参拝時は神社のマナーを守り、静粛に参拝しましょう。写真撮影は許可されている場所でのみ行い、社殿内部の撮影は控えるのが一般的です。
大虫神社の信仰の意義
農業神としての信仰
大虫神社は、その名称の由来となった害虫退散の伝説からもわかるように、農業神としての性格が強い神社です。古代から続く五穀豊穣の祈願は、現代においても地域農業の発展を願う人々の信仰を集めています。
地域社会との結びつき
両神社とも、それぞれの地域社会において精神的支柱としての役割を果たしてきました。祭礼を通じた地域コミュニティの結束、伝統文化の継承など、神社が果たす社会的機能は今も重要です。
歴史研究における価値
式内名神大社としての大虫神社は、古代の神祇制度や地方支配のあり方を研究する上で貴重な史料を提供しています。また、文化財として所蔵される神像や古文書は、美術史・歴史学の研究対象としても高い価値を持っています。
周辺の見どころ
越前市周辺
越前市は「越前打刃物」や「越前和紙」など伝統工芸の町として知られています。大虫神社参拝の際には、これらの工芸品を見学・体験できる施設を訪れるのもお勧めです。また、武生市街地には歴史的建造物や博物館も多く、歴史散策に適しています。
与謝野町周辺
与謝野町は天橋立に近く、丹後ちりめんの産地としても有名です。大虫神社参拝と合わせて、天橋立観光や丹後の海の幸を楽しむことができます。加悦谷の田園風景も美しく、四季折々の自然を満喫できます。
関連する神社
阿知江神社について
与謝野町には大虫神社のほかにも式内社が複数鎮座しており、阿知江神社もその一つです。これらの神社は古代丹後国における神祇信仰の広がりを示しています。
床浦神社について
同じく与謝野町に鎮座する床浦神社も歴史ある神社で、大虫神社とともに地域の信仰を支えてきました。これらの神社を巡る歴史散策も興味深いものです。
まとめ
大虫神社は、福井県越前市と京都府与謝野町に鎮座する式内名神大社として、古代から続く長い歴史と貴重な文化財を有する神社です。害虫退散の伝説に由来する社名は、農業神としての性格を象徴しており、現代においても五穀豊穣を願う人々の信仰を集めています。

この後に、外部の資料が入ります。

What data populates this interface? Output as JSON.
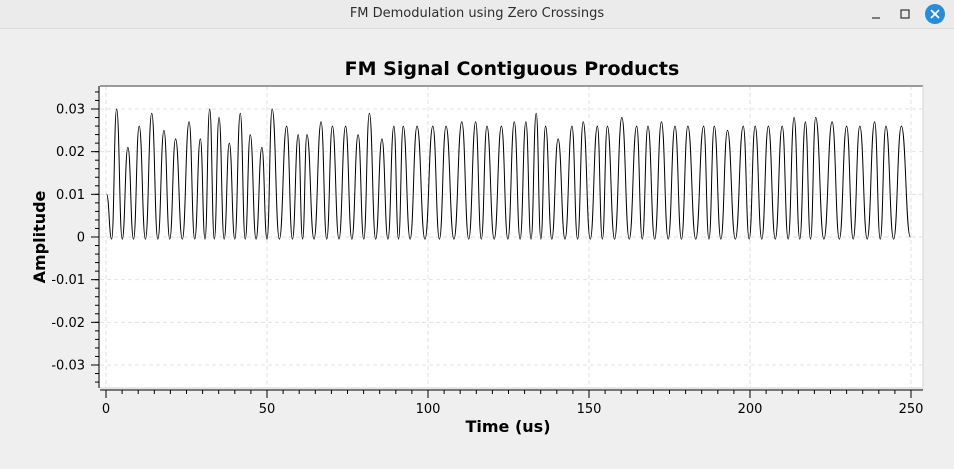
{
  "window": {
    "title": "FM Demodulation using Zero Crossings",
    "minimize_icon": "minimize-icon",
    "maximize_icon": "maximize-icon",
    "close_icon": "close-icon"
  },
  "chart_data": {
    "type": "line",
    "title": "FM Signal Contiguous Products",
    "xlabel": "Time (us)",
    "ylabel": "Amplitude",
    "xlim": [
      0,
      250
    ],
    "ylim": [
      -0.035,
      0.035
    ],
    "x_ticks": [
      0,
      50,
      100,
      150,
      200,
      250
    ],
    "y_ticks": [
      0.03,
      0.02,
      0.01,
      0,
      -0.01,
      -0.02,
      -0.03
    ],
    "x_tick_labels": [
      "0",
      "50",
      "100",
      "150",
      "200",
      "250"
    ],
    "y_tick_labels": [
      "0.03",
      "0.02",
      "0.01",
      "0",
      "-0.01",
      "-0.02",
      "-0.03"
    ],
    "grid": true,
    "line_color": "#000000",
    "series": [
      {
        "name": "",
        "peaks": [
          [
            3.3,
            0.03
          ],
          [
            6.8,
            0.021
          ],
          [
            10.3,
            0.026
          ],
          [
            14.2,
            0.029
          ],
          [
            18.0,
            0.025
          ],
          [
            21.6,
            0.023
          ],
          [
            25.8,
            0.027
          ],
          [
            29.3,
            0.023
          ],
          [
            32.2,
            0.03
          ],
          [
            35.1,
            0.028
          ],
          [
            38.3,
            0.022
          ],
          [
            41.7,
            0.029
          ],
          [
            44.8,
            0.024
          ],
          [
            48.4,
            0.021
          ],
          [
            51.6,
            0.03
          ],
          [
            56.1,
            0.026
          ],
          [
            59.7,
            0.024
          ],
          [
            62.4,
            0.024
          ],
          [
            66.8,
            0.027
          ],
          [
            70.3,
            0.026
          ],
          [
            74.4,
            0.026
          ],
          [
            78.3,
            0.024
          ],
          [
            81.8,
            0.029
          ],
          [
            85.7,
            0.023
          ],
          [
            89.4,
            0.026
          ],
          [
            92.3,
            0.026
          ],
          [
            96.6,
            0.026
          ],
          [
            101.5,
            0.026
          ],
          [
            105.6,
            0.026
          ],
          [
            110.5,
            0.027
          ],
          [
            114.8,
            0.027
          ],
          [
            118.3,
            0.026
          ],
          [
            122.8,
            0.026
          ],
          [
            126.8,
            0.027
          ],
          [
            130.4,
            0.027
          ],
          [
            133.6,
            0.029
          ],
          [
            136.5,
            0.026
          ],
          [
            140.4,
            0.023
          ],
          [
            144.7,
            0.026
          ],
          [
            148.2,
            0.027
          ],
          [
            152.6,
            0.026
          ],
          [
            155.7,
            0.026
          ],
          [
            160.2,
            0.028
          ],
          [
            164.8,
            0.026
          ],
          [
            168.3,
            0.026
          ],
          [
            172.5,
            0.027
          ],
          [
            176.7,
            0.026
          ],
          [
            180.7,
            0.026
          ],
          [
            185.6,
            0.026
          ],
          [
            188.9,
            0.026
          ],
          [
            193.0,
            0.025
          ],
          [
            197.9,
            0.026
          ],
          [
            201.6,
            0.026
          ],
          [
            205.7,
            0.026
          ],
          [
            210.0,
            0.026
          ],
          [
            213.7,
            0.028
          ],
          [
            217.2,
            0.027
          ],
          [
            220.4,
            0.028
          ],
          [
            225.5,
            0.027
          ],
          [
            230.0,
            0.026
          ],
          [
            234.1,
            0.026
          ],
          [
            238.7,
            0.027
          ],
          [
            242.2,
            0.026
          ],
          [
            247.0,
            0.026
          ]
        ],
        "start_value": 0.01,
        "end_value": 0.0,
        "trough_value": -0.0005
      }
    ]
  }
}
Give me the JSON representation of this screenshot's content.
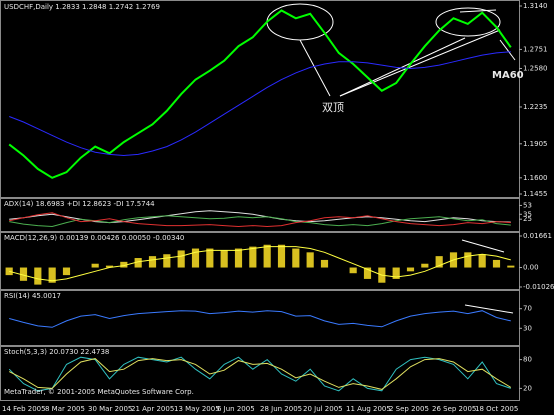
{
  "chart_data": [
    {
      "type": "line",
      "title": "USDCHF,Daily  1.2833 1.2848 1.2742 1.2769",
      "annotations": [
        "双顶",
        "MA60"
      ],
      "ylim": [
        1.1455,
        1.314
      ],
      "yticks": [
        {
          "value": 1.314,
          "label": "1.3140"
        },
        {
          "value": 1.2751,
          "label": "1.2751"
        },
        {
          "value": 1.258,
          "label": "1.2580"
        },
        1.2235,
        1.1905,
        {
          "value": 1.16,
          "label": "1.1600"
        },
        1.1455
      ],
      "series": [
        {
          "color": "#00ff00",
          "values": [
            1.19,
            1.18,
            1.168,
            1.16,
            1.165,
            1.178,
            1.188,
            1.182,
            1.192,
            1.2,
            1.208,
            1.22,
            1.235,
            1.248,
            1.256,
            1.265,
            1.278,
            1.286,
            1.3,
            1.31,
            1.303,
            1.307,
            1.29,
            1.272,
            1.262,
            1.25,
            1.238,
            1.245,
            1.262,
            1.278,
            1.292,
            1.303,
            1.298,
            1.308,
            1.295,
            1.277
          ]
        },
        {
          "color": "#2a2aff",
          "values": [
            1.215,
            1.21,
            1.204,
            1.198,
            1.192,
            1.187,
            1.183,
            1.181,
            1.18,
            1.181,
            1.184,
            1.188,
            1.194,
            1.201,
            1.209,
            1.217,
            1.225,
            1.233,
            1.241,
            1.248,
            1.254,
            1.259,
            1.262,
            1.264,
            1.264,
            1.263,
            1.261,
            1.259,
            1.258,
            1.259,
            1.261,
            1.264,
            1.267,
            1.27,
            1.272,
            1.273
          ]
        }
      ]
    },
    {
      "type": "line",
      "title": "ADX(14) 18.6983 +DI 12.8623 -DI 17.5744",
      "ylim": [
        5,
        60
      ],
      "yticks": [
        53,
        35,
        25
      ],
      "series": [
        {
          "color": "#e0e0e0",
          "values": [
            25,
            28,
            32,
            35,
            30,
            25,
            20,
            18,
            20,
            24,
            28,
            32,
            36,
            40,
            42,
            40,
            38,
            35,
            30,
            25,
            22,
            20,
            22,
            25,
            28,
            30,
            28,
            25,
            22,
            20,
            24,
            28,
            26,
            22,
            20,
            19
          ]
        },
        {
          "color": "#4caf50",
          "values": [
            20,
            15,
            12,
            10,
            18,
            25,
            22,
            18,
            24,
            28,
            30,
            32,
            30,
            28,
            26,
            27,
            30,
            28,
            30,
            26,
            20,
            18,
            14,
            12,
            14,
            12,
            16,
            22,
            26,
            28,
            30,
            26,
            22,
            24,
            16,
            13
          ]
        },
        {
          "color": "#e03030",
          "values": [
            22,
            28,
            34,
            38,
            28,
            20,
            22,
            26,
            20,
            16,
            14,
            12,
            12,
            13,
            14,
            12,
            10,
            12,
            10,
            12,
            18,
            22,
            28,
            30,
            28,
            32,
            26,
            20,
            16,
            14,
            12,
            14,
            18,
            16,
            20,
            18
          ]
        }
      ]
    },
    {
      "type": "bar",
      "title": "MACD(12,26,9) 0.00139 0.00426 0.00050 -0.00340",
      "ylim": [
        -0.01026,
        0.01661
      ],
      "yticks": [
        0.01661,
        {
          "value": 0,
          "label": "0.00"
        },
        -0.01026
      ],
      "series": [
        {
          "kind": "bar",
          "color": "#d8c020",
          "values": [
            -0.004,
            -0.007,
            -0.009,
            -0.008,
            -0.004,
            0.0,
            0.002,
            0.001,
            0.003,
            0.005,
            0.006,
            0.007,
            0.009,
            0.01,
            0.01,
            0.009,
            0.01,
            0.011,
            0.012,
            0.012,
            0.01,
            0.008,
            0.004,
            0.0,
            -0.003,
            -0.006,
            -0.008,
            -0.006,
            -0.002,
            0.002,
            0.006,
            0.008,
            0.008,
            0.007,
            0.004,
            0.001
          ]
        },
        {
          "kind": "line",
          "color": "#ffff40",
          "values": [
            -0.002,
            -0.004,
            -0.006,
            -0.007,
            -0.006,
            -0.004,
            -0.002,
            0.0,
            0.001,
            0.003,
            0.004,
            0.005,
            0.006,
            0.008,
            0.009,
            0.009,
            0.009,
            0.01,
            0.011,
            0.011,
            0.011,
            0.01,
            0.008,
            0.005,
            0.002,
            -0.001,
            -0.004,
            -0.005,
            -0.004,
            -0.002,
            0.001,
            0.004,
            0.006,
            0.007,
            0.006,
            0.004
          ]
        }
      ]
    },
    {
      "type": "line",
      "title": "RSI(14) 45.0017",
      "ylim": [
        0,
        100
      ],
      "yticks": [
        70,
        30
      ],
      "series": [
        {
          "color": "#3a7aff",
          "values": [
            50,
            42,
            35,
            32,
            45,
            55,
            58,
            50,
            56,
            60,
            62,
            64,
            66,
            65,
            60,
            62,
            65,
            63,
            66,
            64,
            55,
            56,
            45,
            38,
            40,
            36,
            33,
            45,
            55,
            60,
            63,
            65,
            60,
            66,
            52,
            45
          ]
        }
      ]
    },
    {
      "type": "line",
      "title": "Stoch(5,3,3) 20.0730 22.4738",
      "copyright": "MetaTrader, © 2001-2005 MetaQuotes Software Corp.",
      "ylim": [
        0,
        100
      ],
      "yticks": [
        80,
        20
      ],
      "categories": [
        "14 Feb 2005",
        null,
        null,
        "8 Mar 2005",
        null,
        null,
        "30 Mar 2005",
        null,
        null,
        "21 Apr 2005",
        null,
        null,
        "13 May 2005",
        null,
        null,
        "6 Jun 2005",
        null,
        null,
        "28 Jun 2005",
        null,
        null,
        "20 Jul 2005",
        null,
        null,
        "11 Aug 2005",
        null,
        null,
        "2 Sep 2005",
        null,
        null,
        "26 Sep 2005",
        null,
        null,
        "18 Oct 2005",
        null,
        null
      ],
      "series": [
        {
          "color": "#30c0c0",
          "values": [
            60,
            30,
            15,
            20,
            70,
            85,
            80,
            40,
            70,
            85,
            80,
            75,
            85,
            60,
            40,
            70,
            85,
            60,
            80,
            50,
            35,
            60,
            25,
            15,
            40,
            20,
            15,
            60,
            80,
            85,
            80,
            70,
            40,
            75,
            30,
            20
          ]
        },
        {
          "color": "#e0e060",
          "values": [
            55,
            40,
            22,
            20,
            50,
            75,
            82,
            55,
            60,
            78,
            82,
            78,
            80,
            70,
            50,
            58,
            78,
            70,
            72,
            60,
            42,
            50,
            35,
            22,
            30,
            25,
            18,
            40,
            65,
            80,
            82,
            75,
            55,
            60,
            40,
            22
          ]
        }
      ]
    }
  ]
}
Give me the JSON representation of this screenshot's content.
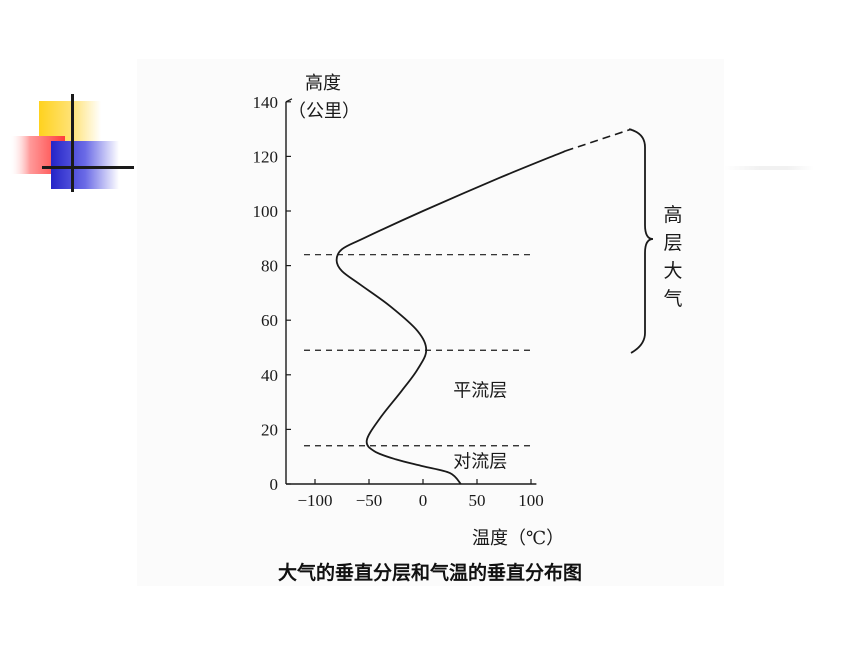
{
  "colors": {
    "deco_yellow": "#ffd21e",
    "deco_red": "#ff4a4a",
    "deco_blue": "#2f2fd0",
    "ink": "#1a1a1a"
  },
  "chart_data": {
    "type": "line",
    "title": "大气的垂直分层和气温的垂直分布图",
    "ylabel": "高度（公里）",
    "xlabel": "温度（℃）",
    "xlim": [
      -120,
      105
    ],
    "ylim": [
      0,
      140
    ],
    "x_ticks": [
      -100,
      -50,
      0,
      50,
      100
    ],
    "x_tick_labels": [
      "−100",
      "−50",
      "0",
      "50",
      "100"
    ],
    "y_ticks": [
      0,
      20,
      40,
      60,
      80,
      100,
      120,
      140
    ],
    "y_tick_labels": [
      "0",
      "20",
      "40",
      "60",
      "80",
      "100",
      "120",
      "140"
    ],
    "series": [
      {
        "values": [
          {
            "x": 35,
            "y": 0
          },
          {
            "x": 25,
            "y": 4
          },
          {
            "x": 0,
            "y": 6.5
          },
          {
            "x": -25,
            "y": 9
          },
          {
            "x": -45,
            "y": 12
          },
          {
            "x": -52,
            "y": 16
          },
          {
            "x": -40,
            "y": 24
          },
          {
            "x": -20,
            "y": 34
          },
          {
            "x": -5,
            "y": 42
          },
          {
            "x": 3,
            "y": 49
          },
          {
            "x": -5,
            "y": 56
          },
          {
            "x": -30,
            "y": 65
          },
          {
            "x": -58,
            "y": 73
          },
          {
            "x": -75,
            "y": 78
          },
          {
            "x": -80,
            "y": 82
          },
          {
            "x": -75,
            "y": 86
          },
          {
            "x": -55,
            "y": 90
          },
          {
            "x": 0,
            "y": 100
          },
          {
            "x": 70,
            "y": 112
          },
          {
            "x": 132,
            "y": 122
          }
        ],
        "extension_dashed": [
          {
            "x": 132,
            "y": 122
          },
          {
            "x": 193,
            "y": 130
          }
        ]
      }
    ],
    "boundary_lines_km": [
      14,
      49,
      84
    ],
    "layer_labels": [
      {
        "text": "对流层",
        "x": 53,
        "y": 6
      },
      {
        "text": "平流层",
        "x": 53,
        "y": 32
      }
    ],
    "bracket": {
      "label_chars": [
        "高",
        "层",
        "大",
        "气"
      ],
      "from_km": 48,
      "to_km": 130
    }
  }
}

越前市の大虫神社には国指定重要文化財の木造男神座像があり、平安時代の神像彫刻の優品として高く評価されています。また、参道に架かる宮橋は精緻な石造技術を示す貴重な文化財です。
両神社とも地域社会との深い結びつきを持ち、祭礼を通じて伝統文化を継承し続けています。式内名神大社としての格式と、地域に根ざした信仰が調和した大虫神社は、日本の神社文化を理解する上で重要な存在といえるでしょう。
歴史愛好家、文化財に興味のある方、また心の安らぎを求める方にとって、大虫神社への参拝は貴重な体験となるはずです。古代からの信仰が息づく神域で、日本の精神文化の深さに触れてみてはいかがでしょうか。